O senador republicano John McCain preparou seus funerais meses atrás. Convidou o democrata Barack Obama e o republicano George W. Bush para falarem na cerimônia principal, na Catedral Nacional de Washington — e fez chegar à Casa Branca o recado de que Trump não seria bem-vindo. McCain não era um santo, longe disso, e cometeu erros trágicos, entre eles o apoio entusiasmado à invasão do Iraque, em 2003. Seu cisma com Trump, porém, divide os EUA em dois — não dois partidos, mas duas nações.
A nação de Trump é ultranacionalista; a de McCain, internacionalista. A de Trump é xenófoba; a de McCain celebra a integração dos imigrantes. Trump é um arauto do nativismo: sua nação repousa no mito do sangue. McCain foi um mensageiro do patriotismo cívico: sua nação repousa sobre ideais compartilhados. A herança moral de McCain transborda as fronteiras dos EUA: na hora em que quase todos silenciaram, ele ergueu sua voz contra a tortura. E fez a diferença.

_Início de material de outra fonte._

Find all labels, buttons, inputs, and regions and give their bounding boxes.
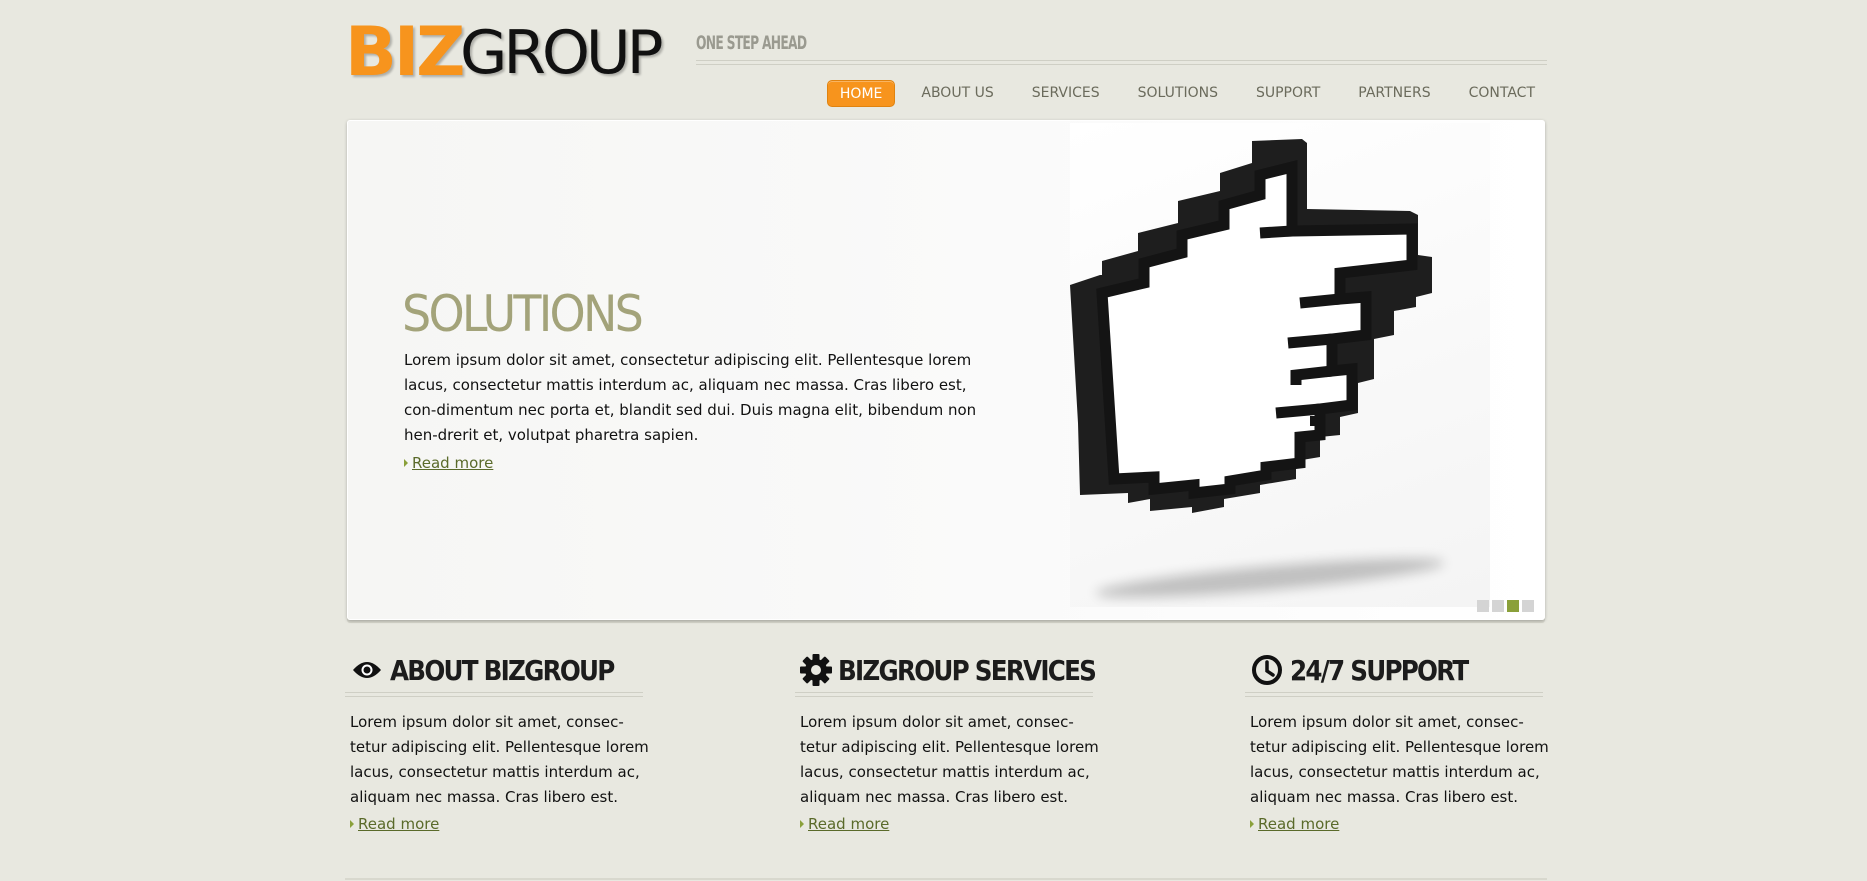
feature-header: 24/7 SUPPORT (1245, 650, 1545, 690)
nav-services[interactable]: SERVICES (1020, 80, 1112, 107)
feature-read-more-link[interactable]: Read more (358, 815, 439, 833)
slide-text: Lorem ipsum dolor sit amet, consectetur … (404, 351, 977, 444)
feature-read-more: Read more (350, 815, 645, 833)
gear-icon (800, 653, 832, 687)
pager-dot[interactable] (1492, 600, 1504, 612)
pager-dot[interactable] (1522, 600, 1534, 612)
divider (795, 692, 1093, 697)
logo[interactable]: BIZ GROUP (345, 13, 664, 92)
eye-icon (350, 653, 384, 687)
logo-biz: BIZ (345, 13, 465, 92)
slide-image (1070, 123, 1490, 607)
slider-pager (1477, 600, 1534, 612)
pointing-hand-cursor-icon (1070, 139, 1445, 598)
feature-text: Lorem ipsum dolor sit amet, consec-tetur… (1250, 713, 1549, 806)
arrow-right-icon (404, 459, 408, 467)
main-nav: HOME ABOUT US SERVICES SOLUTIONS SUPPORT… (813, 80, 1547, 107)
divider (345, 692, 643, 697)
feature-about: ABOUT BIZGROUP Lorem ipsum dolor sit ame… (345, 650, 649, 833)
feature-read-more-link[interactable]: Read more (808, 815, 889, 833)
nav-contact[interactable]: CONTACT (1457, 80, 1547, 107)
arrow-right-icon (800, 820, 804, 828)
hero-slider: SOLUTIONS Lorem ipsum dolor sit amet, co… (347, 120, 1545, 620)
feature-text: Lorem ipsum dolor sit amet, consec-tetur… (800, 713, 1099, 806)
slide-read-more: Read more (404, 454, 493, 472)
slide-read-more-link[interactable]: Read more (412, 454, 493, 472)
feature-text: Lorem ipsum dolor sit amet, consec-tetur… (350, 713, 649, 806)
pager-dot-active[interactable] (1507, 600, 1519, 612)
nav-partners[interactable]: PARTNERS (1346, 80, 1442, 107)
feature-read-more-link[interactable]: Read more (1258, 815, 1339, 833)
feature-header: BIZGROUP SERVICES (795, 650, 1097, 690)
page-wrapper: BIZ GROUP ONE STEP AHEAD HOME ABOUT US S… (345, 0, 1549, 881)
feature-read-more: Read more (1250, 815, 1545, 833)
feature-title: 24/7 SUPPORT (1290, 653, 1469, 687)
logo-group: GROUP (460, 18, 663, 88)
feature-services: BIZGROUP SERVICES Lorem ipsum dolor sit … (795, 650, 1099, 833)
slide-title: SOLUTIONS (402, 285, 644, 343)
nav-home[interactable]: HOME (826, 80, 896, 107)
feature-title: ABOUT BIZGROUP (390, 653, 615, 687)
nav-solutions[interactable]: SOLUTIONS (1126, 80, 1230, 107)
arrow-right-icon (1250, 820, 1254, 828)
footer-divider (345, 878, 1547, 880)
pager-dot[interactable] (1477, 600, 1489, 612)
divider (1245, 692, 1543, 697)
feature-title: BIZGROUP SERVICES (838, 653, 1097, 687)
nav-support[interactable]: SUPPORT (1244, 80, 1332, 107)
feature-support: 24/7 SUPPORT Lorem ipsum dolor sit amet,… (1245, 650, 1549, 833)
clock-icon (1250, 653, 1284, 687)
arrow-right-icon (350, 820, 354, 828)
header-divider (696, 60, 1547, 65)
nav-about-us[interactable]: ABOUT US (909, 80, 1005, 107)
feature-header: ABOUT BIZGROUP (345, 650, 645, 690)
feature-read-more: Read more (800, 815, 1095, 833)
tagline: ONE STEP AHEAD (696, 32, 807, 54)
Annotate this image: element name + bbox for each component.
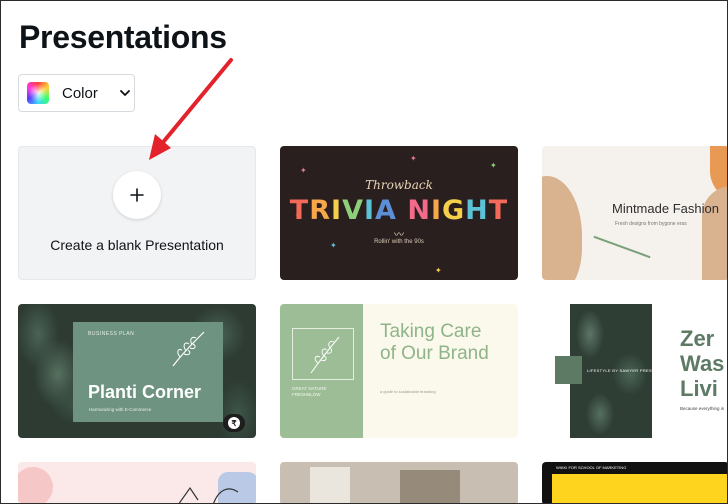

“Meus captores, de modo geral, trataram os prisioneiros com mais humanidade do que os soldados americanos os trataram em Abu Ghraib”, escreveu o senador em The Restless Wave, seu livro de adeus. Os captores de McCain não foram suaves: prisioneiro de guerra no célebre “Hanoi Hilton”, no Vietnã, entre 1967 e 1973, foi torturado múltiplas vezes. Da experiência, extraiu dois argumentos de naturezas diferentes contra a tortura. No plano pragmático, ensinou que a tortura é ineficaz para objetivos de inteligência. No plano dos princípios, qualificou-a como mancha indelével no tecido das nações civilizadas.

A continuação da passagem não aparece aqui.